Here are the most common types of spirit levels that you are likely to come across:
Carpenters, Builders or Long Levels
- i-beam levels: the frame of the level is an “i” shape when looking at its end. They are also called Girder Levels (because they look like a girder in cross section). They have similar uses to a box level but tend to be a slightly less sturdy, cost effective alternative. See our range of Girder levels here.
- Box beam levels; also known as Box Level or Box Section because the frame is a rectangle, box shape. The best ones are not hollow but encase acrylic (or similar) to make them more robust. They are stronger than I-beam levels, but typically heavier. See more Box Levels here.
- Torpedo levels: These are spirit levels that are ideal for keeping in a toolbox. They are slightly bigger than pocket-sized being 6 to 12 inches (15-30 cm) and typically with 3-vials. They are the generally purpose, all-rounder of the level world designed for use in tighter spaces
- Scaffold Level: A specialist variation on the torpedo level is the Scaffold Level. As the name implies it is ideal for use when erecting scaffolding, but also used by plumbers and others working with pipes or metal surfaces. They have magnets to “stick” to the pipes. Sometimes called a Boat Level.
- Pocket levels; these are small spirit levels as the name suggests, designed for quick use and often come with a belt clip mount and can be put in your pocket. Ideally they should have magnets and a v-groove for use with pipes and metallic surfaces.
Specialist Spirit Levels
- Line levels; also called a String Level, these are a single vial with a hook so it can be hung on a string. They are for levelling across long distances, and this was a method that was used before laser levels were invented. Using a taught string tied between two points (so that there is no sag in the line), when the ends of the line are moved so that the bubble is in the middle of the guide lines, then the two ends (and all the line) are at the same level. The Line Level can be hung at either end of the line, whichever is more convenient, so long as the line is tight. They are ideal for getting a level for laying paving stones or for levelling ground
- Cross check levels; Also known as 2D Levels or Right Angle Levels these are pocket sized levels with two vials at right angles to each other so that you can check the level in two planes at once
- Circular levels; These are sometimes known as surface levels as they are useful for ensuring that a surface is level. They are most commonly found on devices that need to be levelled, such as a tripod for an instrument or camera
- Post levels; This is a specialist level that is designed specifically for making sure that posts are plumb in all directions. The wrap around two sides of a post to measure the level in both horizontal planes. Most will have a third vial so that they can be used to ensure that horizontal rails, joists or other timbers, etc will be level.

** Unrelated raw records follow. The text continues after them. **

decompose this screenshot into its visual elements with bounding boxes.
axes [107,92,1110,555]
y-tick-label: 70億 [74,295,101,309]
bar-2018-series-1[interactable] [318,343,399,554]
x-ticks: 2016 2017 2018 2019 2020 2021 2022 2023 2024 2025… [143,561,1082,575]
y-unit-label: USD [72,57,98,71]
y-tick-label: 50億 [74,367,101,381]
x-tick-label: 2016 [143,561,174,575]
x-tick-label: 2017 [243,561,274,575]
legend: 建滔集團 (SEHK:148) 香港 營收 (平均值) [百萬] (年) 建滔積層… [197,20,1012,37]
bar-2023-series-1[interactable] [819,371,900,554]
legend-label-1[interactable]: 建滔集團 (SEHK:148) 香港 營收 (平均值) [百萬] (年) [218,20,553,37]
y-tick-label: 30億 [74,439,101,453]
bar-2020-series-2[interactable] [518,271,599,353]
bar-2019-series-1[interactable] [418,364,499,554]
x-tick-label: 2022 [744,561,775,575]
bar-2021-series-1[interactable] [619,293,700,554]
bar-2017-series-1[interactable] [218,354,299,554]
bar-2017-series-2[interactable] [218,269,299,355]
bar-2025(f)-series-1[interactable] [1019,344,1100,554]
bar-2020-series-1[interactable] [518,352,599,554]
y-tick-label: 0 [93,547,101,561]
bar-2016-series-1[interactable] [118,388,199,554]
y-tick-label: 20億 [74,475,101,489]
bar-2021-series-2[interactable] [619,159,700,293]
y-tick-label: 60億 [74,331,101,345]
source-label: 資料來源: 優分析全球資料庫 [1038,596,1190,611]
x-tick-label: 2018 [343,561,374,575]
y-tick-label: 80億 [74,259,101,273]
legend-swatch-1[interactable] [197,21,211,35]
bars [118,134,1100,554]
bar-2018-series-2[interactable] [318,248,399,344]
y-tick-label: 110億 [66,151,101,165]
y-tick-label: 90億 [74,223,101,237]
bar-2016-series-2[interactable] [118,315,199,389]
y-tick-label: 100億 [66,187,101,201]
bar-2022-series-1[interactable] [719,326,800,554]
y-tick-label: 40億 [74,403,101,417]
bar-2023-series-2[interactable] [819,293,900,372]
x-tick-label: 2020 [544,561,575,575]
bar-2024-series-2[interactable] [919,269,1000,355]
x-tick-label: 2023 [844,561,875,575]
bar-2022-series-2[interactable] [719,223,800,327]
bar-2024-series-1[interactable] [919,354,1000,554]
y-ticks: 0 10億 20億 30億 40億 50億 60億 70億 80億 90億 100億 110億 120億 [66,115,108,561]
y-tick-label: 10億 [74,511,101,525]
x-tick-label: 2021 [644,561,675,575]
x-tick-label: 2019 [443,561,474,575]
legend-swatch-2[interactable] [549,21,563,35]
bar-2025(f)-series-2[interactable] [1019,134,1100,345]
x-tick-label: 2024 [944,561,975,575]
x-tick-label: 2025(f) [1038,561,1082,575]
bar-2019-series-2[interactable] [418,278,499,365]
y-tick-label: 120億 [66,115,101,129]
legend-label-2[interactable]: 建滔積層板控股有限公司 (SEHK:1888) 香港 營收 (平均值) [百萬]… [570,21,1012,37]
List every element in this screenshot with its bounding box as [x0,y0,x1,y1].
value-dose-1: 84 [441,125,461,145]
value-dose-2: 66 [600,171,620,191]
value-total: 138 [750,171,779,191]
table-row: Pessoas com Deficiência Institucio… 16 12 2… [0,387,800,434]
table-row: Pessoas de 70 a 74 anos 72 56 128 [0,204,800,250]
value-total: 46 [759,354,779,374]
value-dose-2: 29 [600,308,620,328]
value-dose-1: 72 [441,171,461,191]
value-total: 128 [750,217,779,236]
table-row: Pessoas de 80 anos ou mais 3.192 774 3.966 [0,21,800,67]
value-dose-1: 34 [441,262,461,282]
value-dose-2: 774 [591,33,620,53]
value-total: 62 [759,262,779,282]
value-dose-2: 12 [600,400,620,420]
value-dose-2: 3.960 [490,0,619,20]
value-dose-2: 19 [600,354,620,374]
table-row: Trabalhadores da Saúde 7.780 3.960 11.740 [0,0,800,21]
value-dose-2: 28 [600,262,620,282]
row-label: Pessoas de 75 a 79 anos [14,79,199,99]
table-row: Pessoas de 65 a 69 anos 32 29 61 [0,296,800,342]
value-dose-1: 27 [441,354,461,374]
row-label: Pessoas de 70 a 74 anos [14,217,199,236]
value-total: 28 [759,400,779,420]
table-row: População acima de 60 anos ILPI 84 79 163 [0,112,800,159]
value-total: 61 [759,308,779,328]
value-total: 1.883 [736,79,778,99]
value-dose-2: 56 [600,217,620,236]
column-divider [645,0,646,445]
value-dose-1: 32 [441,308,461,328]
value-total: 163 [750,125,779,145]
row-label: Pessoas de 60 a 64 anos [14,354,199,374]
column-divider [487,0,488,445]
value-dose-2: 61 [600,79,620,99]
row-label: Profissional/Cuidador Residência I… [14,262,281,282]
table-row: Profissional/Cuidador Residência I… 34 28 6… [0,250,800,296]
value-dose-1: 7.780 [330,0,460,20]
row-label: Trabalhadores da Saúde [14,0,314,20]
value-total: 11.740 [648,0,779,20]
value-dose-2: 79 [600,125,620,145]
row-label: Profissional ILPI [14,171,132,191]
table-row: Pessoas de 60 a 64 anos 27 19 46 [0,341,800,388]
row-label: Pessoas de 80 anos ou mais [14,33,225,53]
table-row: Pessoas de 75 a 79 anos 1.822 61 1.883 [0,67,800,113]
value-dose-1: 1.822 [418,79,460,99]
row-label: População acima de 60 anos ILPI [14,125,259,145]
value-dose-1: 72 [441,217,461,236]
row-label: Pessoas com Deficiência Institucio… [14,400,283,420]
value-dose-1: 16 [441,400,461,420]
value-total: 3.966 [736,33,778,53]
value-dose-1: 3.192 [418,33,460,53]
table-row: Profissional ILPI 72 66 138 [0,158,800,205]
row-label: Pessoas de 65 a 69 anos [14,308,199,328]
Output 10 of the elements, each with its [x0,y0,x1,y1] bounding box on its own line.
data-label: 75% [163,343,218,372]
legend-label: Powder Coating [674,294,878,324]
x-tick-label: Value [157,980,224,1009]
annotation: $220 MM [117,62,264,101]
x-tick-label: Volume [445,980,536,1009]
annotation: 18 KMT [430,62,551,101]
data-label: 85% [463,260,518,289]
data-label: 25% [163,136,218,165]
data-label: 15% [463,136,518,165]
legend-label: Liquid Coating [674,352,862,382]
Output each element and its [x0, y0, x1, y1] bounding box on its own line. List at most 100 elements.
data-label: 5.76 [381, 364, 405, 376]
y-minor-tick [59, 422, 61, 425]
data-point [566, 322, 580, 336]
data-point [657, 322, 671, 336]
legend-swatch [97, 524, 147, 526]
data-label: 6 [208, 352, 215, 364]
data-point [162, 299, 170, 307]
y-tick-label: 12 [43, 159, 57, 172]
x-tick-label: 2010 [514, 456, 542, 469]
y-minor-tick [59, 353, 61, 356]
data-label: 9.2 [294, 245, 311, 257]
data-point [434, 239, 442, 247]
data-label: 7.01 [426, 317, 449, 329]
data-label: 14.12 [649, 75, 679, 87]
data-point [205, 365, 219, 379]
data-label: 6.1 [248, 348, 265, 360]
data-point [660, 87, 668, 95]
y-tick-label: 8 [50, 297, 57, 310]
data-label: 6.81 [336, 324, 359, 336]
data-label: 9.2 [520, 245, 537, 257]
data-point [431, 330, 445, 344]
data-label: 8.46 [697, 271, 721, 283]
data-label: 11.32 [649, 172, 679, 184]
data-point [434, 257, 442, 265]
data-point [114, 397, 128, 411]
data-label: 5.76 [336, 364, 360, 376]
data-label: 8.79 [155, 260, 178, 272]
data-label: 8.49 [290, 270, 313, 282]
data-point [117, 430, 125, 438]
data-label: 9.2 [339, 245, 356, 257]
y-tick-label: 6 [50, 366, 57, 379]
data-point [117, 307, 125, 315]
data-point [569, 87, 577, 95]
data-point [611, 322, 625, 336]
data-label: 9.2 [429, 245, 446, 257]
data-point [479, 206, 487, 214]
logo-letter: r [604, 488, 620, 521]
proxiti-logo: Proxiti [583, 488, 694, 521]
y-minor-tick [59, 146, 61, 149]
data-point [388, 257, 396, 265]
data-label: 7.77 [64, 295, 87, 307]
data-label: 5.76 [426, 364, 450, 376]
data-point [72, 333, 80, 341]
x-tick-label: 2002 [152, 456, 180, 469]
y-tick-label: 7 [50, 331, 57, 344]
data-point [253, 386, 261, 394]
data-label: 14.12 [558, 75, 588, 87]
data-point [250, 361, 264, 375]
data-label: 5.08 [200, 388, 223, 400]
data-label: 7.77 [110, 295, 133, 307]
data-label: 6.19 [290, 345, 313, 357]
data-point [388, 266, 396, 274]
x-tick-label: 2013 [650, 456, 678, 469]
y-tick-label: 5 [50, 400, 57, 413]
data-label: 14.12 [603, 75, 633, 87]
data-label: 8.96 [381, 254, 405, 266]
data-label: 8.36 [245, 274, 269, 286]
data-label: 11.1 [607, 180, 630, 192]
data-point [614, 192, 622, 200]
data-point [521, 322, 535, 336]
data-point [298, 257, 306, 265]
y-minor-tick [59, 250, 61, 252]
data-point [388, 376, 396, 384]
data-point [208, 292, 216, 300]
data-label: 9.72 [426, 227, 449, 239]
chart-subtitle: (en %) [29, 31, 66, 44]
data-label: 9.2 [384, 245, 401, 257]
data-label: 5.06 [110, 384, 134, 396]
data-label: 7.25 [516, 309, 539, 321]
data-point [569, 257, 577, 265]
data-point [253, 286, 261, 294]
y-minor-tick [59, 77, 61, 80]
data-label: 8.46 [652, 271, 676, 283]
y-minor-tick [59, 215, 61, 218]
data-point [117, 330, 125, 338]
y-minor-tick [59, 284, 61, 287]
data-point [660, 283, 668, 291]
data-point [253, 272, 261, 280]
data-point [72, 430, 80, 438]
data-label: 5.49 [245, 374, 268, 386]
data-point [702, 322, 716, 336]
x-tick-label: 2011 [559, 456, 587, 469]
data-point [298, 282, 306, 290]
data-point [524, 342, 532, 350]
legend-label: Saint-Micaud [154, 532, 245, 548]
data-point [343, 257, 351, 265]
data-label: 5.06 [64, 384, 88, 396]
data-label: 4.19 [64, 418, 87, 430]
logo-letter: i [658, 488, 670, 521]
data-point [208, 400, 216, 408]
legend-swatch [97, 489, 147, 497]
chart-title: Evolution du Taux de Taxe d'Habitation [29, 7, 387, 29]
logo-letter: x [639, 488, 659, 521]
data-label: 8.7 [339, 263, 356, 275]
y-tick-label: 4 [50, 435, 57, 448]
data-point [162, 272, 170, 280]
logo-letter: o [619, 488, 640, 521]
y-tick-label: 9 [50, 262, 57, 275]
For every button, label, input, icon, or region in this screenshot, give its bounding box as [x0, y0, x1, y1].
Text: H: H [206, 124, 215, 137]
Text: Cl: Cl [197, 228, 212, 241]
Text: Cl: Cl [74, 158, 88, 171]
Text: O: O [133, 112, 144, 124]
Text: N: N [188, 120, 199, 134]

- Angle levels; these are levels that are designed to be used as on angles from the horizontal. They have an adjustable vial so that you can set the desired angle
Home Made Levels
If you haven’t got a Spirit Level to hand or fancy making your own it is not actually that difficult. At the simplest you can put a marble or ball bearing on a flat surface and it will roll down any slope; when it does not roll away the surface is level.
Water always finds a level so you know that the surface of standing water will be level. You can use this fact to find a level using a glass of water.
Spirit Levels are a vital part of any toolkit but it is important to know how to use them and which type of level you should use. Hopefully this project has given you the confidence to get the right spirit levels for your needs.